Emanuele Angelucci, M.D., from the IRCCS Ospedale Policlinico San Martino in Genova, Italy, and colleagues randomly assigned 225 patients with serum ferritin levels >2,247 pmol/L to either deferasirox dispersible tablets or matching placebo (149 and 76 individuals, respectively) to assess event-free survival (EFS) and safety of ICT.
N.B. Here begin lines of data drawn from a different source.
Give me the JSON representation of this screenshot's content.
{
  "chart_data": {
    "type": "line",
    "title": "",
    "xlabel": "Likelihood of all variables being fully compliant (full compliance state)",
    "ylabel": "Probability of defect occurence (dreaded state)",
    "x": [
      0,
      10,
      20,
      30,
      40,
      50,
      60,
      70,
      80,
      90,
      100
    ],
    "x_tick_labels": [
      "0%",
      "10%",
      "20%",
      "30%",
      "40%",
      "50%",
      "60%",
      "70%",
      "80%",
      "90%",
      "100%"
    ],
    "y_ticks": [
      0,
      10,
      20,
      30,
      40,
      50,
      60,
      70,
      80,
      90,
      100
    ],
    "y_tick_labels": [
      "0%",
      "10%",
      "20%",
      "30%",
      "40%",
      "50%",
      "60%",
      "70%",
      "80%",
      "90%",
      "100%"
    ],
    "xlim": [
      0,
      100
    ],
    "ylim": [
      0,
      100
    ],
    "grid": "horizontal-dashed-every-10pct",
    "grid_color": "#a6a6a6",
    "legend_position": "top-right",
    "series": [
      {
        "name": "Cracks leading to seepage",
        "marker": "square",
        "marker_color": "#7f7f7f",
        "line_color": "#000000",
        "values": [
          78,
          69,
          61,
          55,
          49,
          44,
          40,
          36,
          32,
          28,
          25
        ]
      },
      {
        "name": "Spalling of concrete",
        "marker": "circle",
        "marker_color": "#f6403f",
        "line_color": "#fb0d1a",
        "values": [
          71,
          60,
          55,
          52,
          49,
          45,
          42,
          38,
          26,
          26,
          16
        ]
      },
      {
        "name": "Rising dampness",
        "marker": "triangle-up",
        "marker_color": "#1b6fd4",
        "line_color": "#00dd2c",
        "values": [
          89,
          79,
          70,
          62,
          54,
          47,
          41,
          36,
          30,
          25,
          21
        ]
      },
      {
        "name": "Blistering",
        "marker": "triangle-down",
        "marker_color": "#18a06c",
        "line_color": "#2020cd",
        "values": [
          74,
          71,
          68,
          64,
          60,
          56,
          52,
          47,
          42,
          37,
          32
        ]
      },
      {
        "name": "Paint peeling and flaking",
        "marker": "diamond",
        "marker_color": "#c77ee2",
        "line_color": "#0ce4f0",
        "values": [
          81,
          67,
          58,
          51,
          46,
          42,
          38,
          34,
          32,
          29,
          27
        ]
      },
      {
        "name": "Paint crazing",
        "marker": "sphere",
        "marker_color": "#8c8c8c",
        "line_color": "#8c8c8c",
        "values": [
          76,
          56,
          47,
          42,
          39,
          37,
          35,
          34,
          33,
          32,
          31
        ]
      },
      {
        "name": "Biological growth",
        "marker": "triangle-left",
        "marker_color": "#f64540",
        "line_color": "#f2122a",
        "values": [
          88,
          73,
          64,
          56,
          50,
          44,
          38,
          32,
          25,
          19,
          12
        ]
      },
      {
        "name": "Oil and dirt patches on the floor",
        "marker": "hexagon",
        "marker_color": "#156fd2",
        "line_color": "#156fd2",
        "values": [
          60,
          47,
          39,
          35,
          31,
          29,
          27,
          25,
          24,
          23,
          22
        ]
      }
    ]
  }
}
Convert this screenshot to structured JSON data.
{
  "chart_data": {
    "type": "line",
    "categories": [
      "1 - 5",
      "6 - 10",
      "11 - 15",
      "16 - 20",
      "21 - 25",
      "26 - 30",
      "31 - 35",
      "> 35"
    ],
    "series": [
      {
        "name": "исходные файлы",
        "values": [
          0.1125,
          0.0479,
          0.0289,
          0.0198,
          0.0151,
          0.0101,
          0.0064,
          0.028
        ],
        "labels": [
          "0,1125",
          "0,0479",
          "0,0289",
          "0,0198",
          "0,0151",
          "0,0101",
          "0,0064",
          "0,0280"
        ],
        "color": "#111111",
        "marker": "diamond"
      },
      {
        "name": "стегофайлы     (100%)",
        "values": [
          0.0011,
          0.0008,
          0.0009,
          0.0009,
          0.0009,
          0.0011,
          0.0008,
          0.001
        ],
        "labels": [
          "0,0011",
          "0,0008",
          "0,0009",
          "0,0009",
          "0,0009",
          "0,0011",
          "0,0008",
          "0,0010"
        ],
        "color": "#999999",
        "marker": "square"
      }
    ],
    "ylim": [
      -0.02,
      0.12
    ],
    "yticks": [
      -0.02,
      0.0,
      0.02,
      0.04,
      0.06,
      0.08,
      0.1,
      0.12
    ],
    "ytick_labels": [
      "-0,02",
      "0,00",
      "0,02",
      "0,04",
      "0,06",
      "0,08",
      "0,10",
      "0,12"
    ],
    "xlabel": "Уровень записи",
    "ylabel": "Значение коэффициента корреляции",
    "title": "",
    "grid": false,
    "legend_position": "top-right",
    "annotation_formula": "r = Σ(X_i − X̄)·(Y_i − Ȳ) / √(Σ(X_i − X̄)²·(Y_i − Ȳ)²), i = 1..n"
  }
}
The researchers found that the median time on treatment was 1.6 years and 1.0 year in the deferasirox and placebo groups, respectively. With deferasirox versus placebo, median EFS was prolonged by about one year (3.9 versus 3.0 years; hazard ratio, 0.64). Adverse events occurred in 97.3 and 90.8 percent of deferasirox and placebo recipients, respectively. In deferasirox versus placebo recipients, exposure-adjusted incidence rates of adverse events (≥15 events per 100 patient treatment-years) were 24.7 versus 23.9 for diarrhea, 21.8 versus 18.7 for pyrexia, 16.7 versus 22.7 for upper respiratory tract infection, and 15.9 versus 0.9 for increased serum creatinine concentration.
“The results of TELESTO represent an important contribution to the field because it is unlikely that, in the current treatment landscape, a similar placebo-controlled study could be conducted,” the authors write. “Since the TELESTO trial was initiated, more evidence has become available on the deleterious effects of iron overload in patients with MDS, and therefore similar placebo-controlled trials would be unethical.”
Several authors disclosed financial ties to pharmaceutical companies, including Novartis, which manufactures deferasirox and funded the study.